Not really familiar with this concept yet. But info is available here. It seems to be a way to try and smooth out irregularities in your model. One example is taking all of your neurons squaring them, taking the mean, and then multiplying that value by a small number like .01. You then add that to your loss function and it helps the loss function force your weights to be zero. More on that here.

##
#
Log likelihood

When looking at probabilities, we will commonly see they're between 0 and 1, which makes it hard to work with them since multiplying them creates increasingly smaller numbers. To counter this, we use the log likelihood by taking the log of the probability. Giving us a better range of numbers.

###
#
Negative log likelihood

This is the exact same except we invert the values.
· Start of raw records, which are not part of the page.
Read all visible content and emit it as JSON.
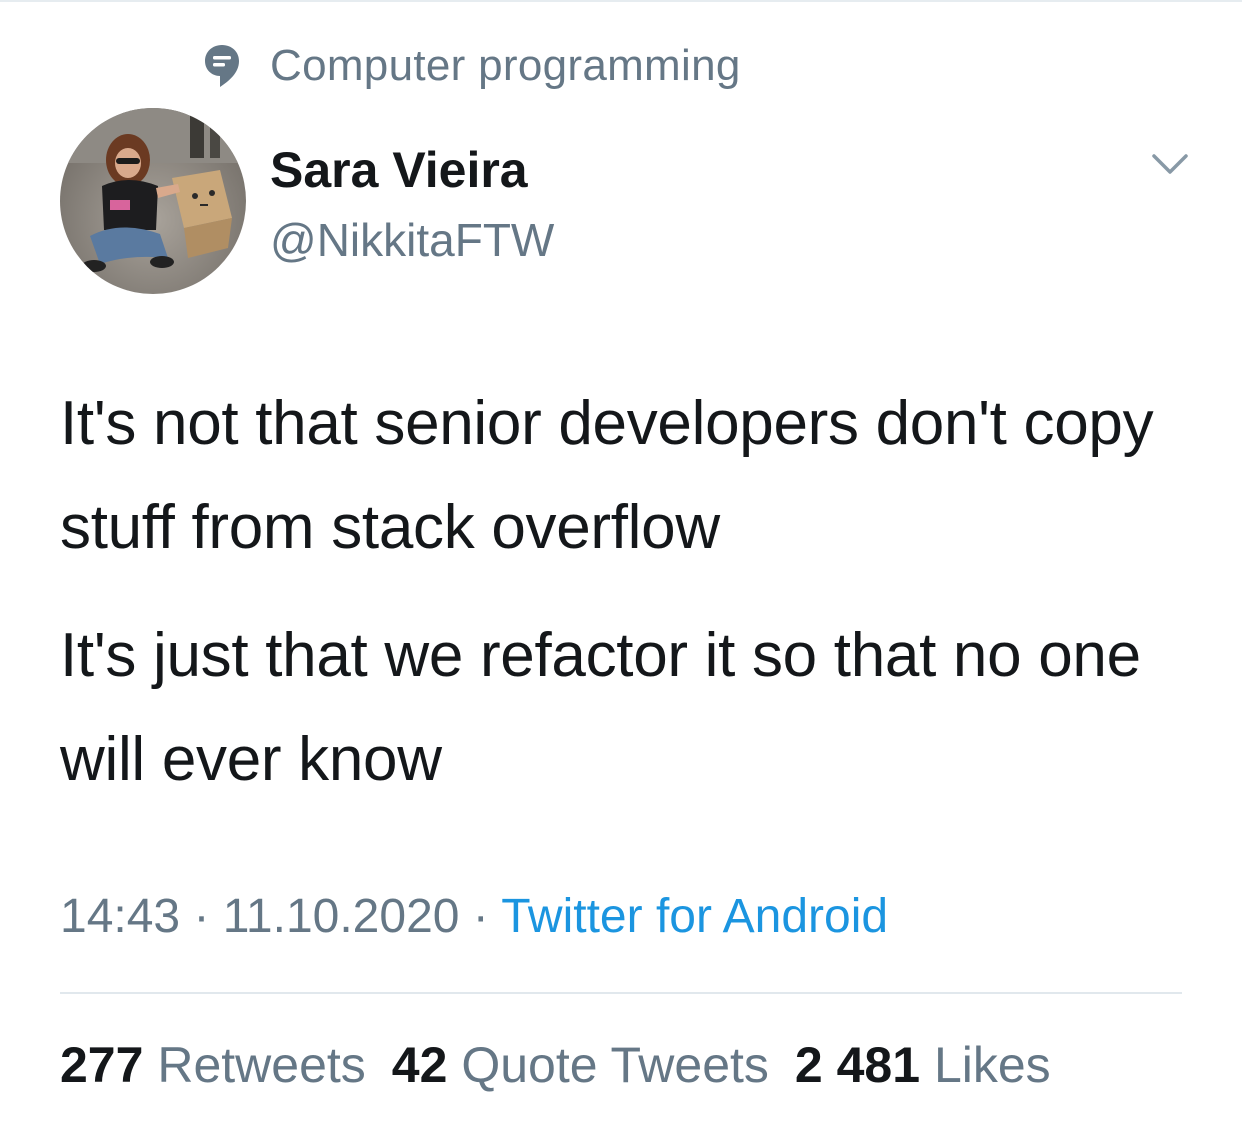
{
  "context": {
    "icon": "speech-bubble-topic-icon",
    "label": "Computer programming"
  },
  "user": {
    "avatar": "profile-photo",
    "display_name": "Sara Vieira",
    "handle": "@NikkitaFTW"
  },
  "menu": {
    "icon": "chevron-down-icon"
  },
  "tweet": {
    "paragraphs": [
      "It's not that senior developers don't copy stuff from stack overflow",
      "It's just that we refactor it so that no one will ever know"
    ]
  },
  "meta": {
    "time": "14:43",
    "sep1": " · ",
    "date": "11.10.2020",
    "sep2": " · ",
    "source": "Twitter for Android"
  },
  "stats": {
    "retweets_count": "277",
    "retweets_label": "Retweets",
    "quotes_count": "42",
    "quotes_label": "Quote Tweets",
    "likes_count": "2 481",
    "likes_label": "Likes"
  },
  "colors": {
    "text_primary": "#14171a",
    "text_secondary": "#657786",
    "link": "#1b95e0",
    "divider": "#e1e8ed"
  }
}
This is so that we can use it as a loss function and commonly with loss functions we optimize to get them as low as possible. But for a normal log likelihood the extremely negative values mean it's less likely. Inverting fixes that. It's also common to average the negative log likelihood, to give us a better estimation across the data set. This is a popular method when performing classification.
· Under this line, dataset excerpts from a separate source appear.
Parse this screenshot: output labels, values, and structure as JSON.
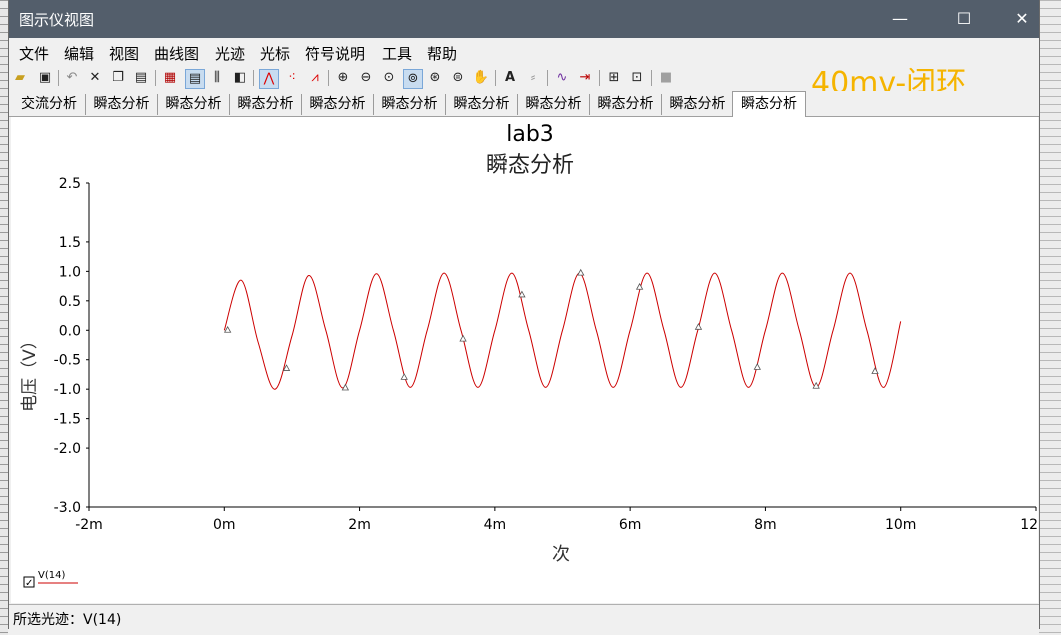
{
  "window": {
    "title": "图示仪视图",
    "minimize": "—",
    "maximize": "☐",
    "close": "✕"
  },
  "menu": [
    "文件",
    "编辑",
    "视图",
    "曲线图",
    "光迹",
    "光标",
    "符号说明",
    "工具",
    "帮助"
  ],
  "toolbar_icons": [
    "open-icon",
    "save-icon",
    "undo-icon",
    "delete-icon",
    "copy-icon",
    "paste-icon",
    "grid-icon",
    "legend-icon",
    "bar-icon",
    "window-icon",
    "trace-line-icon",
    "trace-points-icon",
    "trace-both-icon",
    "zoom-in-icon",
    "zoom-out-icon",
    "zoom-fit-icon",
    "zoom-x-icon",
    "zoom-y-icon",
    "zoom-area-icon",
    "pan-icon",
    "text-icon",
    "label-icon",
    "compare-icon",
    "export-icon",
    "excel-icon",
    "copy-data-icon",
    "stop-icon"
  ],
  "overlay_label": "40mv-闭环",
  "tabs": [
    "交流分析",
    "瞬态分析",
    "瞬态分析",
    "瞬态分析",
    "瞬态分析",
    "瞬态分析",
    "瞬态分析",
    "瞬态分析",
    "瞬态分析",
    "瞬态分析",
    "瞬态分析"
  ],
  "active_tab_index": 10,
  "status": "所选光迹：V(14)",
  "chart_data": {
    "type": "line",
    "title": "lab3",
    "subtitle": "瞬态分析",
    "xlabel": "次",
    "ylabel": "电压（V）",
    "x_unit": "ms",
    "xlim": [
      -2,
      12
    ],
    "ylim": [
      -3.0,
      2.5
    ],
    "x_ticks": [
      "-2m",
      "0m",
      "2m",
      "4m",
      "6m",
      "8m",
      "10m",
      "12m"
    ],
    "y_ticks": [
      "2.5",
      "1.5",
      "1.0",
      "0.5",
      "0.0",
      "-0.5",
      "-1.0",
      "-1.5",
      "-2.0",
      "-3.0"
    ],
    "grid": false,
    "legend": "bottom-left",
    "series": [
      {
        "name": "V(14)",
        "color": "#cc0000",
        "x": [
          0,
          0.25,
          0.5,
          0.75,
          1.0,
          1.25,
          1.5,
          1.75,
          2.0,
          2.25,
          2.5,
          2.75,
          3.0,
          3.25,
          3.5,
          3.75,
          4.0,
          4.25,
          4.5,
          4.75,
          5.0,
          5.25,
          5.5,
          5.75,
          6.0,
          6.25,
          6.5,
          6.75,
          7.0,
          7.25,
          7.5,
          7.75,
          8.0,
          8.25,
          8.5,
          8.75,
          9.0,
          9.25,
          9.5,
          9.75,
          10.0
        ],
        "y": [
          0.0,
          0.85,
          -0.2,
          -1.0,
          -0.1,
          0.93,
          0.0,
          -0.98,
          0.0,
          0.96,
          0.0,
          -0.97,
          0.0,
          0.97,
          0.0,
          -0.97,
          0.0,
          0.97,
          0.0,
          -0.97,
          0.0,
          0.97,
          0.0,
          -0.97,
          0.0,
          0.97,
          0.0,
          -0.97,
          0.0,
          0.97,
          0.0,
          -0.97,
          0.0,
          0.97,
          0.0,
          -0.97,
          0.0,
          0.97,
          0.0,
          -0.97,
          0.15
        ],
        "marker_x": [
          0.05,
          0.92,
          1.79,
          2.66,
          3.53,
          4.4,
          5.27,
          6.14,
          7.01,
          7.88,
          8.75,
          9.62
        ],
        "marker_y": [
          0.0,
          -0.65,
          -0.98,
          -0.8,
          -0.15,
          0.6,
          0.97,
          0.73,
          0.05,
          -0.63,
          -0.95,
          -0.7
        ]
      }
    ]
  }
}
I came back to this trying to remember the purpose of the negative here. An important thing to remember is that when we calculate NLL, we do so on the softmax (or equivalent) of the logits. Which means all values are fractions (0,1] (not sure if 0 should instead be inclusive here). Which are always negative when logged. So we invert them to get a positive number.

###
#
Cross-entropy loss

This is another name for log loss likelihood. PyTorch has a really nice built-in method for this.

##
#
Maximum Likelihood Estimation

This is when you train a model based purely on the statistical information you have access to, optimizing for likelihood of the various parameters.

##
#
Overfitting

Overfitting is when you train the loss of your training set so much that it is too closely tied to that training set. Meaning the validation set will show much worse loss than the training set.

##
#
Initialization

When first running your neural network, if you have an extremely high starting loss, it likely has to do with the weights and biases of your neurons. If they take up a wide range of numbers, that will result in a much greater variance in possible outcomes, increasing the loss function. If you instead start with biases set to 0 and weights multiplied by something like `.1`

, you'll have a much smaller starting range. That more uniform distribution helps smooth out the loss.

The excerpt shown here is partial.